You may have noticed that above in the right video, the red circles have some moving 'tails'. The tail indicates a part of the previous path a particular infected person has taken which may cause infection. If a healthy person crosses the path, there is a possibility that he may get sick. Even if we consider persistent infection, the change in the result is insignificant here. This is mostly because we have considered less number of people in the experiment. Let us increase the number of people and see what happens.

It can be observed that with a larger number of particles, the persistent infection looks worse. The result is fairly intuitive. Even though everyone should take proper precautions against contamination, people living in high population density areas should be more cautious. As social gatherings increase population density in a place abruptly, the common instruction to avoid social gathering is necessary to follow.

Given these two frameworks, we can further explore the effectiveness of other common strategies to reduce the epidemic spread. The best strategy is obviously to identify each infected person and remove him/her from the population. But detection of each infected person in a very large population requires humongous amount of resources, and is often impossible. So, experts have devised a strategy called 'social distancing' which suggest to keep some minimum distance between two people while interacting. As it is not always possible to maintain the minimum distance with all people, in the analysis we consider that only a few times the minimum distance may reduce to zero.

The results are quite shocking! Though social distancing is a good strategy to follow in case of direct contamination, for persistent contamination, it is not very useful as you can keep a distance from persons but not from unknown infected surfaces. Social distancing reduces your risk of contamination slightly, but mandatory instructions, like washing your hands, not touching your eyes, nose and mouth, are necessary to follow.
We observed that a better strategy to restrict the spread is to reduce the movement of each person along with social distancing. As shown above, if people move slowly keeping social distances, it reduces infection spread drastically. Both for direct contamination and persistent contamination, this is a good strategy to follow.

Even if you need to go from one place to another place for unavoidable reasons, try to make such trips discrete. Avoid unnecessary movement and keep a minimum social distance. If you are sick, do not wait to be quarantined, self-quarantine yourself. Even if you are not infected, your restricted movement should help you and others.
Last but not the least, be updated. Though among many false claims and fake sciences, it is difficult to understand real facts, but experts are trying hard to fight back. The recent discoveries are changing the outlook to the problem, and depending on the advancements the guidelines may change soon. For examples, some sources are claiming that COVID-19 might be airborne upto some extent. Researchers are working on to come to a conclusion, and we have added just one glimpse to the modified problem dropping further analyses.

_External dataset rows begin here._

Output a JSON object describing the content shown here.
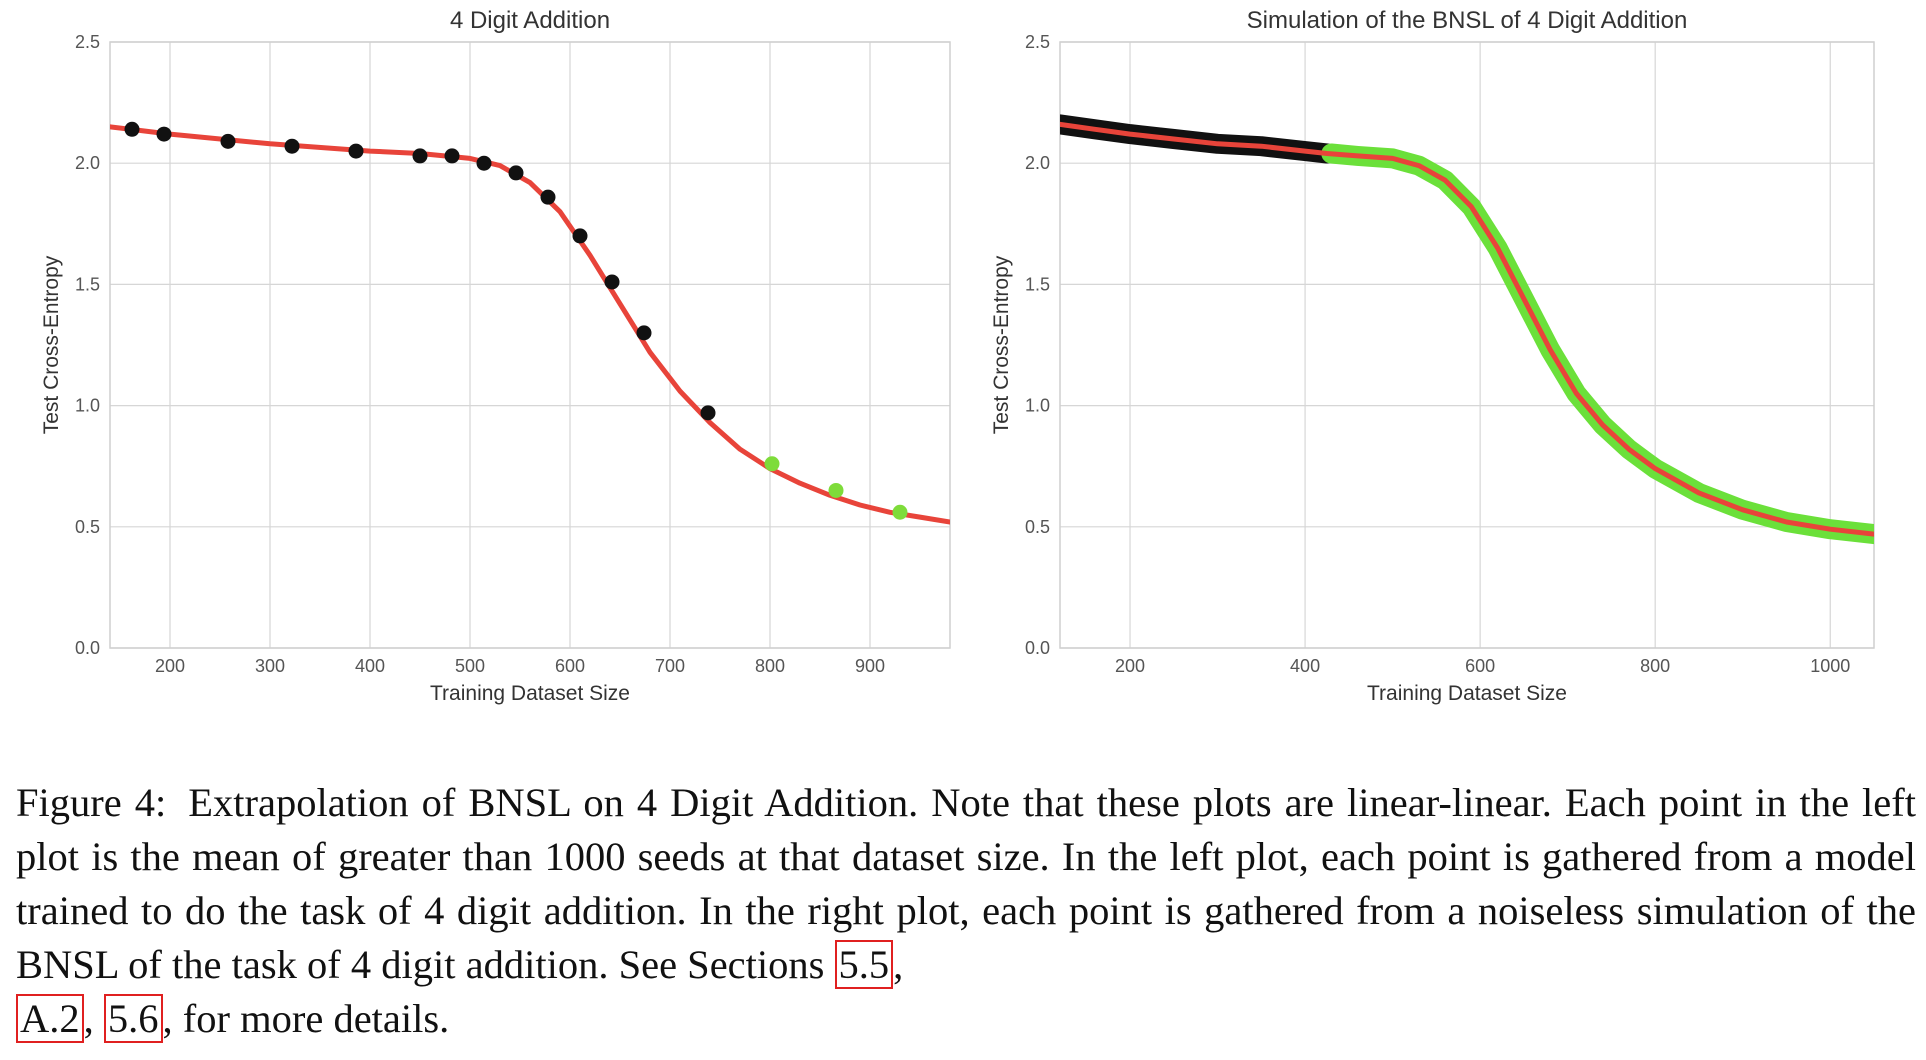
{
  "colors": {
    "fit_line": "#e8443a",
    "observed_point": "#111111",
    "extrapolated_point": "#7edc3a",
    "sim_observed_band": "#111111",
    "sim_extrapolated_band": "#6be03a",
    "reference_box": "#e02020"
  },
  "chart_data": [
    {
      "type": "line",
      "title": "4 Digit Addition",
      "xlabel": "Training Dataset Size",
      "ylabel": "Test Cross-Entropy",
      "xlim": [
        140,
        980
      ],
      "ylim": [
        0,
        2.5
      ],
      "xticks": [
        "200",
        "300",
        "400",
        "500",
        "600",
        "700",
        "800",
        "900"
      ],
      "yticks": [
        "0.0",
        "0.5",
        "1.0",
        "1.5",
        "2.0",
        "2.5"
      ],
      "grid": true,
      "series": [
        {
          "kind": "scatter",
          "role": "observed",
          "x": [
            162,
            194,
            258,
            322,
            386,
            450,
            482,
            514,
            546,
            578,
            610,
            642,
            674,
            738
          ],
          "y": [
            2.14,
            2.12,
            2.09,
            2.07,
            2.05,
            2.03,
            2.03,
            2.0,
            1.96,
            1.86,
            1.7,
            1.51,
            1.3,
            0.97
          ]
        },
        {
          "kind": "scatter",
          "role": "extrapolated",
          "x": [
            802,
            866,
            930
          ],
          "y": [
            0.76,
            0.65,
            0.56
          ]
        },
        {
          "kind": "line",
          "role": "fit",
          "x": [
            140,
            200,
            300,
            400,
            450,
            500,
            530,
            560,
            590,
            620,
            650,
            680,
            710,
            740,
            770,
            800,
            830,
            860,
            890,
            920,
            950,
            980
          ],
          "y": [
            2.15,
            2.12,
            2.08,
            2.05,
            2.04,
            2.02,
            1.99,
            1.92,
            1.8,
            1.62,
            1.42,
            1.22,
            1.06,
            0.93,
            0.82,
            0.74,
            0.68,
            0.63,
            0.59,
            0.56,
            0.54,
            0.52
          ]
        }
      ]
    },
    {
      "type": "line",
      "title": "Simulation of the BNSL of 4 Digit Addition",
      "xlabel": "Training Dataset Size",
      "ylabel": "Test Cross-Entropy",
      "xlim": [
        120,
        1050
      ],
      "ylim": [
        0,
        2.5
      ],
      "xticks": [
        "200",
        "400",
        "600",
        "800",
        "1000"
      ],
      "yticks": [
        "0.0",
        "0.5",
        "1.0",
        "1.5",
        "2.0",
        "2.5"
      ],
      "grid": true,
      "series": [
        {
          "kind": "band",
          "role": "observed",
          "x": [
            120,
            160,
            200,
            250,
            300,
            350,
            400,
            425
          ],
          "y": [
            2.16,
            2.14,
            2.12,
            2.1,
            2.08,
            2.07,
            2.05,
            2.04
          ]
        },
        {
          "kind": "band",
          "role": "extrapolated",
          "x": [
            430,
            460,
            500,
            530,
            560,
            590,
            620,
            650,
            680,
            710,
            740,
            770,
            800,
            850,
            900,
            950,
            1000,
            1050
          ],
          "y": [
            2.04,
            2.03,
            2.02,
            1.99,
            1.93,
            1.82,
            1.65,
            1.44,
            1.23,
            1.05,
            0.92,
            0.82,
            0.74,
            0.64,
            0.57,
            0.52,
            0.49,
            0.47
          ]
        },
        {
          "kind": "line",
          "role": "fit",
          "x": [
            120,
            160,
            200,
            250,
            300,
            350,
            400,
            425,
            460,
            500,
            530,
            560,
            590,
            620,
            650,
            680,
            710,
            740,
            770,
            800,
            850,
            900,
            950,
            1000,
            1050
          ],
          "y": [
            2.16,
            2.14,
            2.12,
            2.1,
            2.08,
            2.07,
            2.05,
            2.04,
            2.03,
            2.02,
            1.99,
            1.93,
            1.82,
            1.65,
            1.44,
            1.23,
            1.05,
            0.92,
            0.82,
            0.74,
            0.64,
            0.57,
            0.52,
            0.49,
            0.47
          ]
        }
      ]
    }
  ],
  "caption": {
    "label": "Figure 4:",
    "text": "Extrapolation of BNSL on 4 Digit Addition. Note that these plots are linear-linear. Each point in the left plot is the mean of greater than 1000 seeds at that dataset size. In the left plot, each point is gathered from a model trained to do the task of 4 digit addition. In the right plot, each point is gathered from a noiseless simulation of the BNSL of the task of 4 digit addition. See Sections",
    "ref1": "5.5",
    "sep1": ",",
    "ref2": "A.2",
    "sep2": ",",
    "ref3": "5.6",
    "tail": ", for more details."
  }
}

Above in the leftmost video, we have the usual direct contamination. In the second and third videos, you may observe that once a person is infected, the radius of the circle may increase. Now with this increased radius, a 'tail' covers more area, and the healthy people have more chance to be infected. The radius of the red circles depends on several factors like the type of the virus, medium, droplet size etc.

Advance details:
We have considered the recovery time to be large. So, in the limited time window, the simulations look like SI model, though the conclusions are consistent for SIR models with a longer run. The death rates in the simulations are intentionally kept zero so that readers do not jump to some misleading conclusions. However, the age-dependent death rate for COVID-19 looks very skewed. Even for a very low mortality rate (some estimated it as 1%), everyone should follow the preventive measures strictly to reduce any unwanted damage.